From the National Business Coalition on Health: A new case study released by Catalyst for Payment Reform (CPR) with support from the Milbank Memorial Fund shares the story of South Carolina’s Birth Outcomes Initiative (BOI). This is a great example of how changing payment policies resulted in quality improvements as well as cost savings. Payment policies are a strong motivator for provider change and must be part of our quality, safety, and affordability efforts in Memphis!
The case study chronicles how South Carolina’s Department of Health and Human Services, South Carolina’s largest commercial health plan, and many other stakeholders partnered to engage providers in quality improvement activities, and then agreed together to stop paying for early elective deliveries—those occurring before 39 weeks gestation. Early elective deliveries are associated with worse health outcomes for infants and mothers and higher health care costs.

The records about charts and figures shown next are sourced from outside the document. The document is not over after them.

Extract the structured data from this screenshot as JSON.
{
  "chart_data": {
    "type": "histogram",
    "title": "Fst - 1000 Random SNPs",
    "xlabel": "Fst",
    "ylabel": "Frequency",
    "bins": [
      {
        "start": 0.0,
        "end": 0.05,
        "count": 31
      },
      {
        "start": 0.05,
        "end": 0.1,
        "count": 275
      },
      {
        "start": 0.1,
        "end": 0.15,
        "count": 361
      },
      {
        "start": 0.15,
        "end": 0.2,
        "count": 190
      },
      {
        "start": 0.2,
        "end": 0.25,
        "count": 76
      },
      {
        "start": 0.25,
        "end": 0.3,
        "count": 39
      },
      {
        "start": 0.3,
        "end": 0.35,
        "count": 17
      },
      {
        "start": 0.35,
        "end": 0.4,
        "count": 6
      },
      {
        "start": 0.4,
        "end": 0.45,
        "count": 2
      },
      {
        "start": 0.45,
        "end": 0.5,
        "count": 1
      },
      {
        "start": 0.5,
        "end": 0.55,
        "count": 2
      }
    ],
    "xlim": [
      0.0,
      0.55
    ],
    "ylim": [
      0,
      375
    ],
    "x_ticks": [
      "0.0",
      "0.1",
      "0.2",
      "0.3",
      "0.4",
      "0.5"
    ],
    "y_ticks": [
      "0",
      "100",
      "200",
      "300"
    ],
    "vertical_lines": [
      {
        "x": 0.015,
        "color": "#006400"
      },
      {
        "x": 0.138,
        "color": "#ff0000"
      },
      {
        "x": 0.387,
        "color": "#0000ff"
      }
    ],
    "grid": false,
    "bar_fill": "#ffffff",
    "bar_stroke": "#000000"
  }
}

Despite the overwhelming evidence against early elective deliveries, an estimated 10 to 15 percent of babies in the U.S. continue to be delivered early without medical cause.
The South Carolina BOI has so far reduced unwarranted early-elective inductions by 50 percent, decreased neonatal intensive care unit admissions, and saved the State’s Department of Health and Human Services more than $6 million (in just the first quarter of 2013).
South Carolina is the first state in the nation in which the Medicaid agency and the largest commercial insurer have collaborated to establish a policy of nonpayment for early elective deliveries.